For Release: Feb. 28, 1997
Catherine E. Watson
Release No. 97-015
Exploring Giant Planets with the Hubble
Our knowledge of the atmospheres of Jupiter, Saturn, Uranus and
Neptune have undergone striking new advances, due in part to the
Hubble Space Telescope. Dr. Heidi B. Hammel, a scientist at MIT,
will take her audience on a Hubble tour of the solar system'sgas
giants on Tuesday, March 4, at 2 p.m. at the NASA
Langley H.J.E. Reid Conference Center.
Hammel will emphasize the results from two recent Hubble
programs: the study of the collision of Comet Shoemaker-Levy 9 with
Jupiter, and the study of changes in Neptune's clouds. A media
briefing with Hammel will take place at 1:15 p.m. in the
Reid Center. Hammel will repeat her Hubble lecture at 7:30
p.m. at the Virginia Air & Space Center, Hampton.
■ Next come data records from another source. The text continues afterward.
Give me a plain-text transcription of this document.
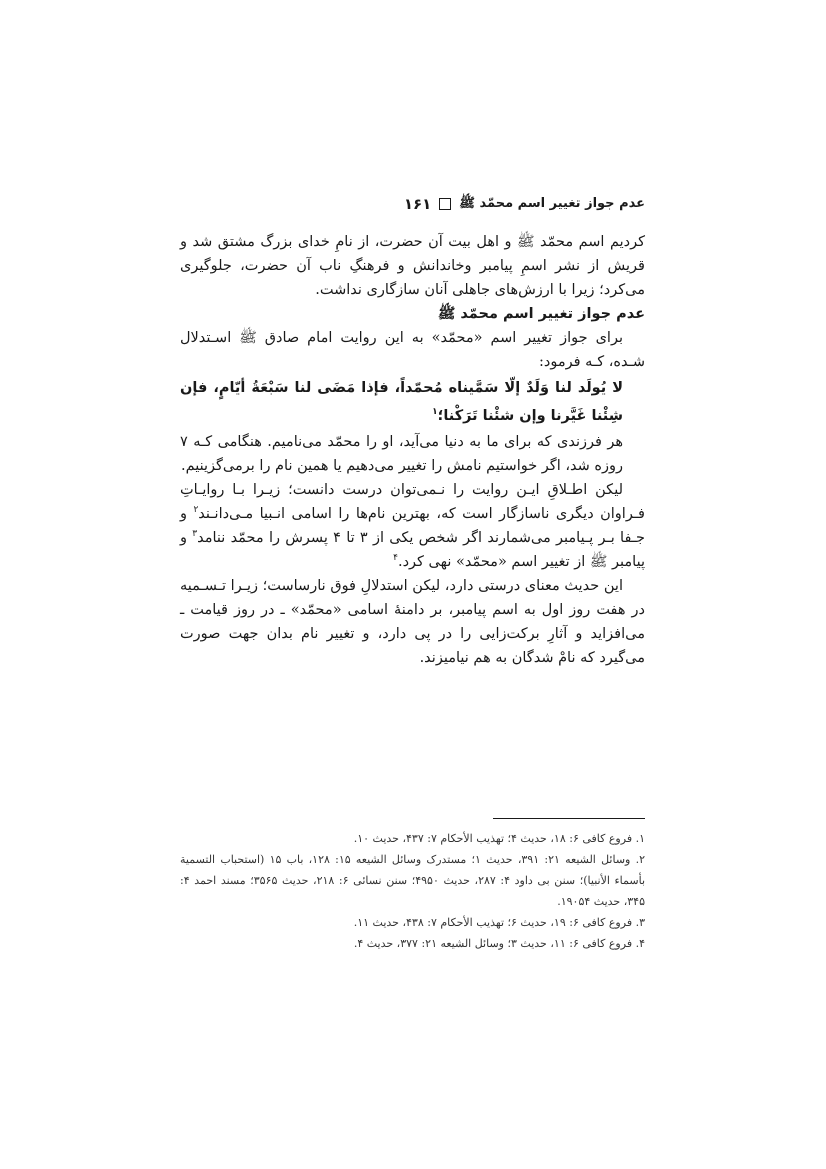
عدم جواز تغییر اسم محمّد ﷺ
۱۶۱

کردیم اسم محمّد ﷺ و اهل بیت آن حضرت، از نامِ خدای بزرگ مشتق شد و قریش از نشر اسمِ پیامبر وخاندانش و فرهنگِ ناب آن حضرت، جلوگیری می‌کرد؛ زیرا با ارزش‌های جاهلی آنان سازگاری نداشت.

عدم جواز تغییر اسم محمّد ﷺ

برای جواز تغییر اسم «محمّد» به این روایت امام صادق ﷺ اسـتدلال شـده، کـه فرمود:

لا یُولَد لنا وَلَدٌ إلّا سَمَّیناه مُحمّداً، فإذا مَضَی لنا سَبْعَةُ أیّامٍ، فإن شِئْنا غَیَّرنا وإن شئْنا تَرَکْنا؛$^۱$

هر فرزندی که برای ما به دنیا می‌آید، او را محمّد می‌نامیم. هنگامی کـه ۷ روزه شد، اگر خواستیم نامش را تغییر می‌دهیم یا همین نام را برمی‌گزینیم.

لیکن اطـلاقِ ایـن روایت را نـمی‌توان درست دانست؛ زیـرا بـا روایـاتِ فـراوان دیگری ناسازگار است که، بهترین نام‌ها را اسامی انـبیا مـی‌دانـند$^۲$ و جـفا بـر پـیامبر می‌شمارند اگر شخص یکی از ۳ تا ۴ پسرش را محمّد ننامد$^۳$ و پیامبر ﷺ از تغییر اسم «محمّد» نهی کرد.$^۴$

این حدیث معنای درستی دارد، لیکن استدلالِ فوق نارساست؛ زیـرا تـسـمیه در هفت روز اول به اسم پیامبر، بر دامنهٔ اسامی «محمّد» ـ در روز قیامت ـ می‌افزاید و آثارِ برکت‌زایی را در پی دارد، و تغییر نام بدان جهت صورت می‌گیرد که نامْ شدگان به هم نیامیزند.

۱. فروع کافی ۶: ۱۸، حدیث ۴؛ تهذیب الأحکام ۷: ۴۳۷، حدیث ۱۰.

۲. وسائل الشیعه ۲۱: ۳۹۱، حدیث ۱؛ مستدرک وسائل الشیعه ۱۵: ۱۲۸، باب ۱۵ (استحباب التسمیة بأسماء الأنبیا)؛ سنن بی داود ۴: ۲۸۷، حدیث ۴۹۵۰؛ سنن نسائی ۶: ۲۱۸، حدیث ۳۵۶۵؛ مسند احمد ۴: ۳۴۵، حدیث ۱۹۰۵۴.

۳. فروع کافی ۶: ۱۹، حدیث ۶؛ تهذیب الأحکام ۷: ۴۳۸، حدیث ۱۱.

۴. فروع کافی ۶: ۱۱، حدیث ۳؛ وسائل الشیعه ۲۱: ۳۷۷، حدیث ۴.
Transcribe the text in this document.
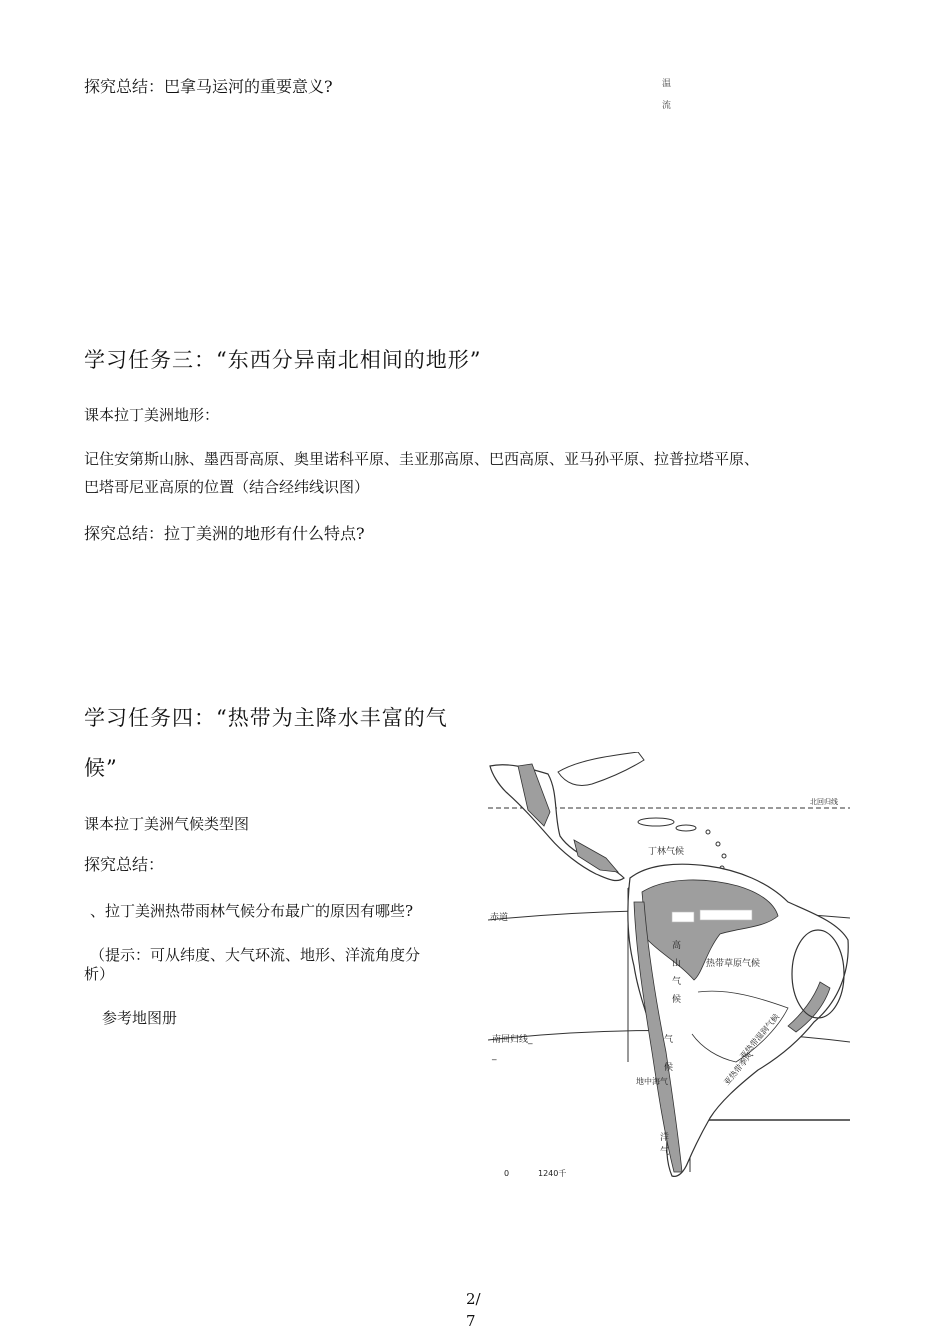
探究总结：巴拿马运河的重要意义?	温
流
学习任务三：“东西分异南北相间的地形”
课本拉丁美洲地形：
记住安第斯山脉、墨西哥高原、奥里诺科平原、圭亚那高原、巴西高原、亚马孙平原、拉普拉塔平原、
巴塔哥尼亚高原的位置（结合经纬线识图）
探究总结：拉丁美洲的地形有什么特点?
学习任务四：“热带为主降水丰富的气
候”
课本拉丁美洲气候类型图
探究总结：
、拉丁美洲热带雨林气候分布最广的原因有哪些?
（提示：可从纬度、大气环流、地形、洋流角度分
析）
参考地图册
赤道
南回归线_
_
北回归线
丁林气候
热带草原气候
高
山
气
候
气
候
地中海气
洋
气
亚热带湿润气候
亚热带季风
0	1240千
2/
7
Hammel has a bachelor's degree from MIT and a doctorate in
astronomy from the University of Hawaii. Hammel is an acknowledged
expert about the planet Neptune, and was a member of the Imaging
Science Team for the Voyager 2 encounter with that planet in 1989.
During the impact of Comet Shoemaker-Levy 9 with Jupiter in July
1994, Hammel led the Hubble team that investigated Jupiter's
atmospheric response to the collisions.
Hammel was the 1996 recipient of the Urey Prize from the
American Astronomical Society, awarded for outstanding scientific
research by a young planetary scientist. She also has been awarded
several prizes in connection with public outreach, including the
1996 Spirit of American Women National Award for encouraging young
women to follow non-traditional career paths.